Coach the Kipping Pull Up (No Measure)

This “cheat” derives from a powerful and athletic reversal of hip direction — like that of the clean and the snatch — and expands the primary movers from just the back and arms down through the torso and hip to include the power zone. Far from being a cheat, kipping is a gateway skill with functional utility on the rings, parallel bars, high bar, and floor (the quickest way to get to your feet). Where most athletic communities avoid the kip, we go to great lengths to teach and learn it.

1st : Work on Hollow and Arch positioning

Then:

1. Place your hands just outside of shoulder width

2. Grip around the bar into a gymnastics grip (thumb grabbing index and possibly middle finger)

3. Begin by hanging with the arms extended.

4. Initiate the kip with the shoulders, not the feet

5. Alternate between arched and hollow position

6. Lift feet towards the bar while pushing down on the bar with straight arms

7. As you hit your apex extend your hips forward (moving into arch position), then pull with your arms

8. Pull until your chin is over the bar

9. Initiate the next rep by pushing back away fro the bar.

Warm-up

4. Workout Prep

1 Set: (at workout pace)

6 Wall Balls (20/14)

6 Toes to bar

Dragon Ball Z (AMRAP – Reps)

15:00-27:00

AMRAP 12 Minutes

18 Wall Balls (20/14)

18 Toes to bar

SCALING

AMRAP 12 Minutes

15 Wall Balls (16/10)

15 Knees to Elbows (20 T2R)

The SCALING aim is to finish near target score with 1-2 sets on each movement most rounds.

Scaling option to finish near the target score:

TARGET SCORE

Target number of reps: 200+

Minimum Reps before scaling: 120

STIMULUS and GOALS

Stimulus today is moderate intensity and pacing to maintain near constant movement throughout workout. Make sure to break up sets before you hit redline!

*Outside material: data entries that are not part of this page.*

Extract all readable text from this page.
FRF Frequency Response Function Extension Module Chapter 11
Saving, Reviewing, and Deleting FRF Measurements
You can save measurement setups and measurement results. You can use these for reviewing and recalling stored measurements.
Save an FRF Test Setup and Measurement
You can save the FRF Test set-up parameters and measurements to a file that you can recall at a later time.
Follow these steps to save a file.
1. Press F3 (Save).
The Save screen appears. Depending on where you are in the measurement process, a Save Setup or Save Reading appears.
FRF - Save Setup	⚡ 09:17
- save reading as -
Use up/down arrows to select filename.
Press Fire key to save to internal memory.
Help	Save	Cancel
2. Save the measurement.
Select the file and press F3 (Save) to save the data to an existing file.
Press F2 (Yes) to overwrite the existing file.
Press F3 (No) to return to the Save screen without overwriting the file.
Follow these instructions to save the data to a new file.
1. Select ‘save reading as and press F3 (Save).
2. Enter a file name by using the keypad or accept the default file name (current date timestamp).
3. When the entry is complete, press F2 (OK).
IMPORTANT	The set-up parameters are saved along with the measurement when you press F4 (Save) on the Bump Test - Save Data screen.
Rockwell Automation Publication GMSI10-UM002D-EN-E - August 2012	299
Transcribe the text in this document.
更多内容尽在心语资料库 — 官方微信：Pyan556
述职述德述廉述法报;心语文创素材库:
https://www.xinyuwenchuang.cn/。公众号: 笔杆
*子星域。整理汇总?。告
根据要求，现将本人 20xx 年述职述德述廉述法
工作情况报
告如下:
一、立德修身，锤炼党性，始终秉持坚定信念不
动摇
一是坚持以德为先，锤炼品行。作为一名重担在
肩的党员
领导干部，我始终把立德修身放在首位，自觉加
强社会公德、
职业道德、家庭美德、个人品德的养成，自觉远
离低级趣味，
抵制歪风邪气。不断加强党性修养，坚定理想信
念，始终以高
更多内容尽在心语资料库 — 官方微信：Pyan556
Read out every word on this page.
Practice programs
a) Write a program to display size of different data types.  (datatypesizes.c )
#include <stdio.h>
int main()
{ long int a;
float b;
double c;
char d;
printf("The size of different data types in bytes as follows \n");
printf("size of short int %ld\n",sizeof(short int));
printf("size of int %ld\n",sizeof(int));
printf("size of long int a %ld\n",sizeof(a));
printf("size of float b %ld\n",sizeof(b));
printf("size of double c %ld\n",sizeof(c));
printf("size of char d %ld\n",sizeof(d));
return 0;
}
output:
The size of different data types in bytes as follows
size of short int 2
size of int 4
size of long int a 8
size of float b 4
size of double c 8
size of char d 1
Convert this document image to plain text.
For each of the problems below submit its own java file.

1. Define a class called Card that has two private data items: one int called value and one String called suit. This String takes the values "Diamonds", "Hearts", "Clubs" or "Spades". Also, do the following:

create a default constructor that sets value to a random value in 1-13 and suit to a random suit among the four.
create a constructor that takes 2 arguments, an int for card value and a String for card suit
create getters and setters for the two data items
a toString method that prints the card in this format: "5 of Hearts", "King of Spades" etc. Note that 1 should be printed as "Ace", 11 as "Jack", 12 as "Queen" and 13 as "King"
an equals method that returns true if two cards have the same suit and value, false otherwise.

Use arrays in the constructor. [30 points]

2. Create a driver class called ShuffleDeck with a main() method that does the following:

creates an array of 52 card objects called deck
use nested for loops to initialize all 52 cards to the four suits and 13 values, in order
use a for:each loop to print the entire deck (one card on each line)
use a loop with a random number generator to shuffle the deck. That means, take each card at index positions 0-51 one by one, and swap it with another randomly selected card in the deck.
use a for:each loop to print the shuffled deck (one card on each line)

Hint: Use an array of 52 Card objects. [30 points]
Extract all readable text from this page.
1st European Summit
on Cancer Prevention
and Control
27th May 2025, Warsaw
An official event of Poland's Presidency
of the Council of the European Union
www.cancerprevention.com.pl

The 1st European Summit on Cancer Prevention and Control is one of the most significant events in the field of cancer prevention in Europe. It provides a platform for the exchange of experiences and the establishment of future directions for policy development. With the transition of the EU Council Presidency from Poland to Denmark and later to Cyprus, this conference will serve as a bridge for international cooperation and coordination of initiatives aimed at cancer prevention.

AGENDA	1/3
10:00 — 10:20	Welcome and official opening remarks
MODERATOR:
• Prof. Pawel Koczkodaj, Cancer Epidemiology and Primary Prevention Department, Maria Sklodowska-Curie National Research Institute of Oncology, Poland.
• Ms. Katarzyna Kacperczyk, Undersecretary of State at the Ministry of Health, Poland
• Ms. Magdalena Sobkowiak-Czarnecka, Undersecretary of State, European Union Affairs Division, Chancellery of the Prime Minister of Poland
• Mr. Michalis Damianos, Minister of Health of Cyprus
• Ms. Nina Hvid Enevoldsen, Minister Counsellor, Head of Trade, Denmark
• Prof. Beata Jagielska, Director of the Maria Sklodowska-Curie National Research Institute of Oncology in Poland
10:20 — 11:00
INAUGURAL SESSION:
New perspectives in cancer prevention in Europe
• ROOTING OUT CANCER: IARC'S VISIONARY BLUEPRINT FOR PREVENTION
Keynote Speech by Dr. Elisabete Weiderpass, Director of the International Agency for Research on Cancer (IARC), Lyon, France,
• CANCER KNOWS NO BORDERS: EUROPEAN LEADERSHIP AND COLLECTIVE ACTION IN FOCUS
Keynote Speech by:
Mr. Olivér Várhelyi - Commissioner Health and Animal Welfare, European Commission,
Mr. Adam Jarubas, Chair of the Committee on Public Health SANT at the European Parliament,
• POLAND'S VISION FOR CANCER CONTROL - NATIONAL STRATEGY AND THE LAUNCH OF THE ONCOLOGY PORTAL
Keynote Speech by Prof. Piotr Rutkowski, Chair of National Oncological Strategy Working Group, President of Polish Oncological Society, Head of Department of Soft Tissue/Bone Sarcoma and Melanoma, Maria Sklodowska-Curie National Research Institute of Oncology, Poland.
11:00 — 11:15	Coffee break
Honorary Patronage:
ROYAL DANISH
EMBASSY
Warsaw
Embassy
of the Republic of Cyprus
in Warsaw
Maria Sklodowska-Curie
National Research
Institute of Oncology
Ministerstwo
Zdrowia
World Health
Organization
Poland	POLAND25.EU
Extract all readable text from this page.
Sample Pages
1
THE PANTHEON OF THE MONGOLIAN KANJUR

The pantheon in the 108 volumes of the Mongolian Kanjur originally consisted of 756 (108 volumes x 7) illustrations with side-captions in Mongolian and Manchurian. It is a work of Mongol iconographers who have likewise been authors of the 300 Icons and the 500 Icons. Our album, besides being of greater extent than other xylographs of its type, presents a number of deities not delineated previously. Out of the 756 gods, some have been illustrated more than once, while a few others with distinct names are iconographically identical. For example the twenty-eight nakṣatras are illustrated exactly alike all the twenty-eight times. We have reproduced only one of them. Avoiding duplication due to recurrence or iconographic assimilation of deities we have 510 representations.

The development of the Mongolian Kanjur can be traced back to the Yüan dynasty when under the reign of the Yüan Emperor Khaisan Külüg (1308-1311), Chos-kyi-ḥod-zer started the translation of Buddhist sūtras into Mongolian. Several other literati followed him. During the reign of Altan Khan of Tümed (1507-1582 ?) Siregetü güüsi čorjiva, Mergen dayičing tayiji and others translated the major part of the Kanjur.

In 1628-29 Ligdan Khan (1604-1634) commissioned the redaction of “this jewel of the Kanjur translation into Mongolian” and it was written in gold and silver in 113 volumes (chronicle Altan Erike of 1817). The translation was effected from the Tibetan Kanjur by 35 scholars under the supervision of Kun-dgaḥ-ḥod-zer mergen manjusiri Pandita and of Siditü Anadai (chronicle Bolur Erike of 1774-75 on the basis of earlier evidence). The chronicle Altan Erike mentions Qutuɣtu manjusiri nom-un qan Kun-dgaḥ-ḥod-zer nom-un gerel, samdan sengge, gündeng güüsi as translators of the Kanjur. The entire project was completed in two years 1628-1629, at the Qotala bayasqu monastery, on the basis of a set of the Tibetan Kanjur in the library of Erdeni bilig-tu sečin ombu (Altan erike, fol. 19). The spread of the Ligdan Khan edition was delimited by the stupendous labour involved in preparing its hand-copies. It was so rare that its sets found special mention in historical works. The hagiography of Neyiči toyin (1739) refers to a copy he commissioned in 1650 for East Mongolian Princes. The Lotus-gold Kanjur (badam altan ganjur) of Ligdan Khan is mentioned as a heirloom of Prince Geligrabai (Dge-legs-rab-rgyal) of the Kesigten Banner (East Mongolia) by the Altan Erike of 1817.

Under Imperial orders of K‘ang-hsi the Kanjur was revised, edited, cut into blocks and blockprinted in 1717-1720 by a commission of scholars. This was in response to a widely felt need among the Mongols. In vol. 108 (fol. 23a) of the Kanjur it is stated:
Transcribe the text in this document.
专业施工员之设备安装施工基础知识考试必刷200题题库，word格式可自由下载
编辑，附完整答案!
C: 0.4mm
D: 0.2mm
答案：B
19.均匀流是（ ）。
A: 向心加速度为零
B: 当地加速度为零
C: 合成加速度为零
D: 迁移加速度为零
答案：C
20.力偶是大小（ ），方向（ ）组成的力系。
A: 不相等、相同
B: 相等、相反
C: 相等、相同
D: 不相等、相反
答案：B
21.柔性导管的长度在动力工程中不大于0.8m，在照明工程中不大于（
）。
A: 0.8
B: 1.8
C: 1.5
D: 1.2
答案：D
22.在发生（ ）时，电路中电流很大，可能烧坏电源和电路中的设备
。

This is a classic CrossFit Couplet that will affect your entire body, but shoulder and grip fatigue will most likely be most prominent.

WORKOUT STRATEGY & FLOW

Wall Balls: Aim for 1-2 sets throughout the workout. Keep the arms as relaxed as possible. Use as much drive out of the squat as you can to save the shoulders.

Toes to bar: Aim for 2-3 sets for as much of the workout as possible. The wall balls will affect your grip a bit so be aware of this and break into smart sets before you hit failure.